"And I shall try all my life long to show you how I appreciate the trust. I understand so well how you feel. I would not alarm you for all the world about your position here, but—but there are some things that I—I would not have you learn. One of them is to play poker."

"And yet you came here to play with me?"

"I have never seen you. I did not know you. I would not sit down at a poker-table with you now for—for my right arm."

He said it so earnestly, so sincerely that she started.
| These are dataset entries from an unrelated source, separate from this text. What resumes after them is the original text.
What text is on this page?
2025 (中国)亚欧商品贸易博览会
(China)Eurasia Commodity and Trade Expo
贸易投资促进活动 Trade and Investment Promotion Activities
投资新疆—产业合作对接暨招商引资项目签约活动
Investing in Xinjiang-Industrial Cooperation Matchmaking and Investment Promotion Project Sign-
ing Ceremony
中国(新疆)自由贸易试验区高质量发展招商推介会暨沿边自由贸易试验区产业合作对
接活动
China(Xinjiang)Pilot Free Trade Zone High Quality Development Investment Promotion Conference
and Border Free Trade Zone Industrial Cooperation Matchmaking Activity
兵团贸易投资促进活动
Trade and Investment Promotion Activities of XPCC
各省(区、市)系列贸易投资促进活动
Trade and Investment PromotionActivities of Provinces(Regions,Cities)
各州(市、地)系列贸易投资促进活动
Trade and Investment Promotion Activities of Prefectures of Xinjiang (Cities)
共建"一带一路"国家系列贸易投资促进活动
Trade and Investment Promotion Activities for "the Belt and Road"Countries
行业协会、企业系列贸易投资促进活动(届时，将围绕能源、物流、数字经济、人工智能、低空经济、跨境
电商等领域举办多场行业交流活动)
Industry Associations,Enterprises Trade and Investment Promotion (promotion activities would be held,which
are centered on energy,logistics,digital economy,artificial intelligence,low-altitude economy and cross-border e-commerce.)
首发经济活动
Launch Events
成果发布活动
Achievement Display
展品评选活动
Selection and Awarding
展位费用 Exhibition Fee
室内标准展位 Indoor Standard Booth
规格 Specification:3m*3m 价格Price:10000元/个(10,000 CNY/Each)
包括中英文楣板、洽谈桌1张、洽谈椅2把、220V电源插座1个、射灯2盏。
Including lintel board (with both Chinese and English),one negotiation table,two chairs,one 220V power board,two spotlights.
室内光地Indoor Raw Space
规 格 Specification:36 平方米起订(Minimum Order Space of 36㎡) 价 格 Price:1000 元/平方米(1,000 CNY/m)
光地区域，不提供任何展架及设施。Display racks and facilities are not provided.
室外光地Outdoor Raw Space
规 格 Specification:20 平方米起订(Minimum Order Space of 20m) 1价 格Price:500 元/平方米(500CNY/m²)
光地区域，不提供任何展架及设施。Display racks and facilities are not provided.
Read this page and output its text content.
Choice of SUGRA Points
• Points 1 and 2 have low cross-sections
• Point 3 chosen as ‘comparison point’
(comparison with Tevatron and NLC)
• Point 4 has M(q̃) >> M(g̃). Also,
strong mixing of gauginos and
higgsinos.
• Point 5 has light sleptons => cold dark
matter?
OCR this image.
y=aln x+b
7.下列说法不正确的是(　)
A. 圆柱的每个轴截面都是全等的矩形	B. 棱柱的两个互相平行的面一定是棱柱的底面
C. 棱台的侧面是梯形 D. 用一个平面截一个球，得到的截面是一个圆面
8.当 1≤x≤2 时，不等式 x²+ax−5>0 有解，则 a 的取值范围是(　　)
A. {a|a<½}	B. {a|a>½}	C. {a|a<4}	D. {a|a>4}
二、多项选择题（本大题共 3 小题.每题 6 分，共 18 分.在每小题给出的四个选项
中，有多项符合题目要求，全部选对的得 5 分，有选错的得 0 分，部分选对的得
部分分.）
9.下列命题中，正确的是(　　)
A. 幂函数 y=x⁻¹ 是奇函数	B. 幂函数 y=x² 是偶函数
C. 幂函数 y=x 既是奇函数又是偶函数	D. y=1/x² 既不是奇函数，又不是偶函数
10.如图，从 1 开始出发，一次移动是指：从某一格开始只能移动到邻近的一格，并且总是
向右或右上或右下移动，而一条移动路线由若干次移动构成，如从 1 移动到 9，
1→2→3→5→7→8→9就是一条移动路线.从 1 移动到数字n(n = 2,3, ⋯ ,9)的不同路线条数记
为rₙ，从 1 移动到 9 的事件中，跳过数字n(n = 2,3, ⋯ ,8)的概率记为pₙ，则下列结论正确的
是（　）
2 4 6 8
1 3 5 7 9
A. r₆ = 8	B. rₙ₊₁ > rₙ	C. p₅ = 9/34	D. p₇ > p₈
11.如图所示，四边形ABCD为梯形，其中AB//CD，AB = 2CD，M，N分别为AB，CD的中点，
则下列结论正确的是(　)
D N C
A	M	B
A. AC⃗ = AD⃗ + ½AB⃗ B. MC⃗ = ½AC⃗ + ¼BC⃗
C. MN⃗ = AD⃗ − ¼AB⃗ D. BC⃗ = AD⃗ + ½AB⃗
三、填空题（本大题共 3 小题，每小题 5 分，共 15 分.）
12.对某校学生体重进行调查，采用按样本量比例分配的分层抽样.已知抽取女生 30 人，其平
"Is it so wrong, then?" she asked, quickly. "Is it so great a sin?"

He appeared embarrassed.

"I hardly know how to answer you," he returned gently. "It is a sin in a sense. It is gambling, and all gambling is sinful. I would not have you understand me that Jessica or Mrs. Chalmers is doing anything criminal, but—I should so much prefer that you would not join them."

"And yet you do it?"

He flushed crimson.

"My dear child, my little friend, you will learn that men are permitted acts which the world does not allow to women. I am not going to argue with you about the right or wrong of it. There is a law which is as binding as the Christian oath, and that is the law of custom. The world has a code of its own, and right or wrong, we must follow it. I will promise you one thing, however, that is, that if you will never play a game of poker, a game of anything that involves money, I never will either. Will you do it?"